Moreover, Lee noted that adolescents considered “game addicts” at a younger age typically lose interest in games as they grow older. But if their behavior is labeled as “addiction,” they have to live with the diagnosis for the rest of their lives, as the concept of “full recovery” does not apply to mental conditions.
The social psychologist also highlighted the ironic dilemma that game companies would face if game addiction was recognized as a formal mental disorder to be prevented and treated.
“It would be like asking game companies to develop games that are fun, but not too fun as to get people addicted,” Lee said, pointing to the highly competitive nature of the global game market where only 0.8 percent of the games launched globally generate sales exceeding 1 billion won ($938,000).
Yoon Tae-jin, a professor at Yonsei University’s Graduate School of Communication and Arts, said that the concept of “game phobia” is the result of traditional media attacking “new media” of the youth.

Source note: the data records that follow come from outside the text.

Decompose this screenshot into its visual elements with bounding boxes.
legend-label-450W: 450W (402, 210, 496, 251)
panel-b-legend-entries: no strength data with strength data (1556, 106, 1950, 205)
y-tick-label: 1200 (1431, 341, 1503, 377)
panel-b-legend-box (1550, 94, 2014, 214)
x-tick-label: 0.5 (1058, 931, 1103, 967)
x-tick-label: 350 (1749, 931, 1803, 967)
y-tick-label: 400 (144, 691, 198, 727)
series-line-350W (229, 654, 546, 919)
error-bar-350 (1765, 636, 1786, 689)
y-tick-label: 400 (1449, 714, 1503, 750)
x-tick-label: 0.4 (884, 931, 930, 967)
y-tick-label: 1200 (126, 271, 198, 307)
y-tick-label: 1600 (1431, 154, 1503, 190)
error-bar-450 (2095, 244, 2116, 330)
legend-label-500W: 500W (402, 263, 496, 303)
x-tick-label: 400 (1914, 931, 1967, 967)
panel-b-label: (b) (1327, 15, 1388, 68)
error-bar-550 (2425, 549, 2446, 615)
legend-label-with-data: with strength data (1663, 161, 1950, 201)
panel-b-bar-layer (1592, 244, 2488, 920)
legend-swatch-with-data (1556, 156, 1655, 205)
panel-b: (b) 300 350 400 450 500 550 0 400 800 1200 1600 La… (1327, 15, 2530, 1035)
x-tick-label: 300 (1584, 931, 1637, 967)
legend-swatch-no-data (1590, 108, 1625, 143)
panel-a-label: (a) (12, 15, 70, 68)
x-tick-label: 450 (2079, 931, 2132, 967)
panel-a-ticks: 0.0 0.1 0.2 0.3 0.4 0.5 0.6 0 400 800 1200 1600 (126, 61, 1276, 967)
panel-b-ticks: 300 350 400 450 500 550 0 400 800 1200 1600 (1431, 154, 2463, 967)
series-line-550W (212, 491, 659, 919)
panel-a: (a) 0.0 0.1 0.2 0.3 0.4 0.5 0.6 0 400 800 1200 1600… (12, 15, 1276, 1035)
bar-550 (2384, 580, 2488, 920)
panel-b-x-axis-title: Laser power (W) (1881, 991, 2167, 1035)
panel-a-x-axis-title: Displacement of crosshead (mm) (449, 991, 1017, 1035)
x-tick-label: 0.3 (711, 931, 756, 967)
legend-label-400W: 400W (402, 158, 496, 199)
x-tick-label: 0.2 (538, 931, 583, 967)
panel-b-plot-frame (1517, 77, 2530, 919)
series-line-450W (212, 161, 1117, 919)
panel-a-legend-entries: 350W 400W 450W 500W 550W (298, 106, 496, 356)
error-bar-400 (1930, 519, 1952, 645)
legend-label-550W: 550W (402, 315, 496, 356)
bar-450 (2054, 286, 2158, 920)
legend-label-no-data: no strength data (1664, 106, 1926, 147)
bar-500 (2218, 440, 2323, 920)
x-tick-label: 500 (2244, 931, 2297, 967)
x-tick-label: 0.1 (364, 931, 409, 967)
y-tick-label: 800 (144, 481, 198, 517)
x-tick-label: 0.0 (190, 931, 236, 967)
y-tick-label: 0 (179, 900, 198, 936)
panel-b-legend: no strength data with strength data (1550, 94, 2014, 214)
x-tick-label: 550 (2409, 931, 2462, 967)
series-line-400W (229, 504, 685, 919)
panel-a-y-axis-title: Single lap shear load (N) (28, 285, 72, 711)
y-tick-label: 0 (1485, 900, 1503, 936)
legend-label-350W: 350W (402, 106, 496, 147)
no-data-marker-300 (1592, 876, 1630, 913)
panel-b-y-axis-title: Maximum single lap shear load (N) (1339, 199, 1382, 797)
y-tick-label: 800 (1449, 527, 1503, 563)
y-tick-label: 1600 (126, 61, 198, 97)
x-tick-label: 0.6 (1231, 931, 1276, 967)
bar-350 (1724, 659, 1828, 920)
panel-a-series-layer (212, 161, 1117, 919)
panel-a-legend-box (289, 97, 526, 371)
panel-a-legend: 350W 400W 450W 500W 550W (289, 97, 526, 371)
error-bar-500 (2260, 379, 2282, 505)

“Today, kids are spending lots of time on not playing games, but watching videos on YouTube. In a few years, the attacks now directed at games will shift to rising media channels like YouTube. Old media always resists new media,” Yoon said. Korea’s game sector cautious
The WHO’s May decision on the ICD is particularly significant for Korea, home to major game companies like Nexon, Netmarble Games, NCSoft and Smilegate that contribute significantly to the country’s content exports.
According to the 2017 Game Industry White Paper published by KOCCA in December, Korea’s game exports reached $3.27 billion in 2016. Last year, games accounted for 55.8 percent of Korea’s total content export, according to KOCCA’s 2018 content industry projection report.
Last month, Korea’s eight representative game industry bodies, led by the Korea Association of Game Industry, released a statement in Korean denouncing WHO’s plans to include game disorder in the ICD-11.
“We are skeptical on whether the WHO has plausible data and clinical evidence to define game disorder,” the joint statement reads.
“There is a logical need to review whether the WHO’s description and diagnostic criteria that categorize games, a cultural content regularly enjoyed by roughly 2 billion people around the world, as a disease.”
The Korea Association of Game Industry said it plans to formally draw up an English statement of its views, as well as bring its case to related government industries and lawmakers.
“If the WHO decides to incorporate gaming addiction (into its ICD revisions), it will bolster negative perceptions toward online video games,” said an official from the association. “It’s particularly concerning as games are part of a cultural content business that is sensitive to public opinion.”